Acordou tarde.
Fora, uma chuva fina deixava o mundo nublado e preguiçoso.
Se ficasse naquele quarto, a melancolia seria capaz de o enlouquecer.
Levantou-se, lavou o rosto e viu-se de soslaio no espelho manchado; tinha olheiras profundas, embora tivesse acabado de acordar, a barba clara, rala e macia se deixava por fazer há dias. Parecia extremamente cansado.
Pedro era um homem bonito. Rosto branco, cabelos finos, feições de menino. Menino perdido. Seus olhos eram doces mas exibiam uma certa inquietude desconcertante.

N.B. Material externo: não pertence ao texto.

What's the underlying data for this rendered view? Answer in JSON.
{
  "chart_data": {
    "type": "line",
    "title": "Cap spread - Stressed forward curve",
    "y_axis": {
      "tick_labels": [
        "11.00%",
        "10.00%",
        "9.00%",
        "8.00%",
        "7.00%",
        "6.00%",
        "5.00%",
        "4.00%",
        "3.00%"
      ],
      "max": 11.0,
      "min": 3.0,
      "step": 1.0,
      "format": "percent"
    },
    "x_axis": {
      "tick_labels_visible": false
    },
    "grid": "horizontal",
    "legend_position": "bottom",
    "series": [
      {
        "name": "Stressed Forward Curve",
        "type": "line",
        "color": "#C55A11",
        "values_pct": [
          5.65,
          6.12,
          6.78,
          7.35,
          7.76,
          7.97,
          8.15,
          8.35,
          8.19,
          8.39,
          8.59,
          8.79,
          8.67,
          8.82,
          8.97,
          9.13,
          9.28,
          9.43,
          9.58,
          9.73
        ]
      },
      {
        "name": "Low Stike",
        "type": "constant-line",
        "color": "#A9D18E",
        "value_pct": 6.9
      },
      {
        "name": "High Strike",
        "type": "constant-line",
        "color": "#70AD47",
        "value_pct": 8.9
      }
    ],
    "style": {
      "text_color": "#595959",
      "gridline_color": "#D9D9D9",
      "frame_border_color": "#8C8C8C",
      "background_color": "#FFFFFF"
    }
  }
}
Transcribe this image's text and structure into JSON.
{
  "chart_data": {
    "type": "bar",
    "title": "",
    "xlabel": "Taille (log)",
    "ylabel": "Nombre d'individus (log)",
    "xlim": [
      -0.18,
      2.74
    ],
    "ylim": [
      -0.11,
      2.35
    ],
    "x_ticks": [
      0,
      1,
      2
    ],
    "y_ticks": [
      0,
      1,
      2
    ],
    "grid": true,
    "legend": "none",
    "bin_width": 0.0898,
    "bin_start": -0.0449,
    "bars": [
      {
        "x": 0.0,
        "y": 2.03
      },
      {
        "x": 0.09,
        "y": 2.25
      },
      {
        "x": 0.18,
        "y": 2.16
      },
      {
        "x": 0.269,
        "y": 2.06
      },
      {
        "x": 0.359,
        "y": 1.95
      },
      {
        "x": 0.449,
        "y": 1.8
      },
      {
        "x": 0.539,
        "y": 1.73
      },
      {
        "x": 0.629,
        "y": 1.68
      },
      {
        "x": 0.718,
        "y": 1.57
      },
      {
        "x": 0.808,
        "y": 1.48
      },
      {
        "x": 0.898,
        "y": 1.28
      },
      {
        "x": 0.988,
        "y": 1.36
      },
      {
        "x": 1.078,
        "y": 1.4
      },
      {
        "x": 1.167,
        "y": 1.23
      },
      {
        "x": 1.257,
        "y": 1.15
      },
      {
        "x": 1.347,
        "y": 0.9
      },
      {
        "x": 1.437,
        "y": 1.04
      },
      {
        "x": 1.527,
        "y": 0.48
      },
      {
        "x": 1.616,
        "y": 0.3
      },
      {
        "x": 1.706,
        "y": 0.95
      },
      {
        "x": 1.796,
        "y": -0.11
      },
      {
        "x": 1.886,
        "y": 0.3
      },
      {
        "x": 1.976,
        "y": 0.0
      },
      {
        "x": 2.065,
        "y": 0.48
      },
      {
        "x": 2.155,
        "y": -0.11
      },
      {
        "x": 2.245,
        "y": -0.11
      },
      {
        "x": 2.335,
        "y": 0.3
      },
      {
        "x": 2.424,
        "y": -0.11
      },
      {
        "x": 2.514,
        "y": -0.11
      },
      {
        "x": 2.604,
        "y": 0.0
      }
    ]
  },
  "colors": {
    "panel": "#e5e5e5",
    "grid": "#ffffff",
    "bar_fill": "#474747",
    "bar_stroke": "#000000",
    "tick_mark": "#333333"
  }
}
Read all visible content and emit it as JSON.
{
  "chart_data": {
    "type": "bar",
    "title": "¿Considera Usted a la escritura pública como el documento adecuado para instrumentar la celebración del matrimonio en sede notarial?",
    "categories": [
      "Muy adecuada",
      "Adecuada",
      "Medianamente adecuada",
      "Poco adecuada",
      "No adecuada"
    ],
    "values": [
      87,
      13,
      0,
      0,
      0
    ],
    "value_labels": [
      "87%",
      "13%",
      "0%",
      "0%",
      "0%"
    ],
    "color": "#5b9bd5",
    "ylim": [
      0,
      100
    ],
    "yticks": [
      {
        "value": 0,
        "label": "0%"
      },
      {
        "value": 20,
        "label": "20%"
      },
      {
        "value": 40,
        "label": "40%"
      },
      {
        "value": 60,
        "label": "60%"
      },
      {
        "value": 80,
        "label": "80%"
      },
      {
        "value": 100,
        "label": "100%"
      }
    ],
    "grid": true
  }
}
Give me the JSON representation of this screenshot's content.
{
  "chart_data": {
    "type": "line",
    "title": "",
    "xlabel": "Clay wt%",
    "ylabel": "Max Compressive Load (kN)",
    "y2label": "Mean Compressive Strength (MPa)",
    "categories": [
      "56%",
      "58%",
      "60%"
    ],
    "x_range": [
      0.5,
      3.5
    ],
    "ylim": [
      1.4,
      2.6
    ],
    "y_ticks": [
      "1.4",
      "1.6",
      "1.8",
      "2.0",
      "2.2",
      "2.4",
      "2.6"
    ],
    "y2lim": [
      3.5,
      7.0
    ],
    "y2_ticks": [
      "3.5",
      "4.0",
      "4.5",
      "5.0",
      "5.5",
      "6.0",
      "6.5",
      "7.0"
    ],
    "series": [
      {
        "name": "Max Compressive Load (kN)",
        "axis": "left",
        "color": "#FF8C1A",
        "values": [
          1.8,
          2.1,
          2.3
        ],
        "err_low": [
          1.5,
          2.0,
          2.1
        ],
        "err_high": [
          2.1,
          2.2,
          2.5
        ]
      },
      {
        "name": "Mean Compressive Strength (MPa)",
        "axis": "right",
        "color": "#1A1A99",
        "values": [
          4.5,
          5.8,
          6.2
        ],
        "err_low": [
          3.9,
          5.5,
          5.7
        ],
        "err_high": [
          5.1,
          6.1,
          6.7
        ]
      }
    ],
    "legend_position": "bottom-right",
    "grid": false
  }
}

Mesmo com os cabelos desgrenhados e os poucos pêlos que lhe faziam as vezes de barba, era um homem bonito.
Vestiu-se, pôs um velho casado marrom, ergueu a gola e saiu pela chuva fria, direto ao “rendez-vouz” de madame Margot.
Carlos não se continha ao ouví-lo chamar assim a aquele puteiro escuro onde se encontravam toda semana. “Esses poetas” dizia, entre risos, seios e doses de whiski barato.
Para Pedro, aquele era o último laço de requinte a que se podia prender. Adentrava o ambiente e, incontinente, após algumas doses de conhaque, se punha a recitar Baudelaire para suas “cortesãs”: “Tu mettrais l’univers entier dans ta ruelle / Femme impure! Le’ennui rend ton ame cruelle”
Pensava ter nascido no século errado; via-se nos cabarés de Paris, tomando absinto e fumando ópio entre atrizes cabelos cílios de azeviche haxixe pernas e poemas.